The verbal exchange followed apparent electorate gains by Labour. A YouGov poll published Friday put May's conservatives at 43 percent compared to Labour at 38 percent. The sampling was of 2,052 Britons polled on Wednesday and Thursday, in the wake of the Manchester bombing.

Previously, Labour had trailed the ruling party by a double-digit margin.

Corbyn's move Friday to focus on security - an issue little debated in previous campaigning -  appeared aimed at former Labour supporters who shunned the party after former Labour premier Tony Blair backed the US-led invasion of Iraq in 2003.

Two more arrests

Manchester police on Friday said they had arrested two more male residents in connection with the attack on suspicion of terrorism-related offences.

US pop star Ariana Grande also announced on social media that she would hold a benefit concert to raise money for the bombing victims. Some 75 injured survivors remain in hospital, including 23 in critical condition.

The Telegraph newspaper, without quoting sources, claimed that the suspected suicide bomber, 22-year-old Salman Abedi, had learned to make bombs in Libya, his ancestral home.

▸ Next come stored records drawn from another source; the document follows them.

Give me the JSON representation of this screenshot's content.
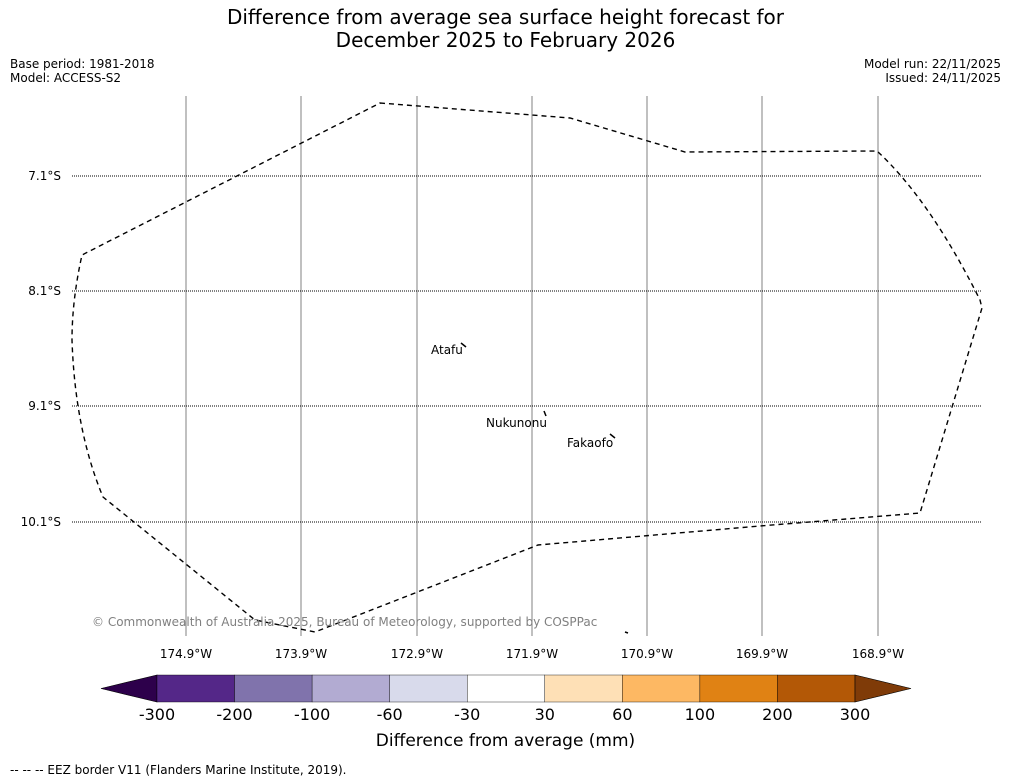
{
  "title": {
    "line1": "Difference from average sea surface height forecast for",
    "line2": "December 2025 to February 2026"
  },
  "meta": {
    "base_period": "Base period: 1981-2018",
    "model": "Model: ACCESS-S2",
    "model_run": "Model run: 22/11/2025",
    "issued": "Issued: 24/11/2025"
  },
  "map": {
    "lat_labels": [
      "7.1°S",
      "8.1°S",
      "9.1°S",
      "10.1°S"
    ],
    "lon_labels": [
      "174.9°W",
      "173.9°W",
      "172.9°W",
      "171.9°W",
      "170.9°W",
      "169.9°W",
      "168.9°W"
    ],
    "places": [
      "Atafu",
      "Nukunonu",
      "Fakaofo"
    ],
    "copyright": "© Commonwealth of Australia 2025, Bureau of Meteorology, supported by COSPPac"
  },
  "colorbar": {
    "label": "Difference from average (mm)",
    "ticks": [
      "-300",
      "-200",
      "-100",
      "-60",
      "-30",
      "30",
      "60",
      "100",
      "200",
      "300"
    ],
    "colors": {
      "under": "#2d004b",
      "bins": [
        "#542788",
        "#8073ac",
        "#b2abd2",
        "#d8daeb",
        "#ffffff",
        "#fee0b6",
        "#fdb863",
        "#e08214",
        "#b35806"
      ],
      "over": "#7f3b08"
    }
  },
  "footnote": "--  --  -- EEZ border V11 (Flanders Marine Institute, 2019)."
}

Threat 'critical' for extended weekend

Rudd said on Friday that Britain's threat level remained at "critical" as residents headed into a three-day holiday weekend. Some 1,000 troops were deployed to assist counter-terrorism police.

"We must not let this terrible terrorist incident impact on our lives." Rudd said, adding that she hoped that Britons would take comfort while witnessing "some additional military presence."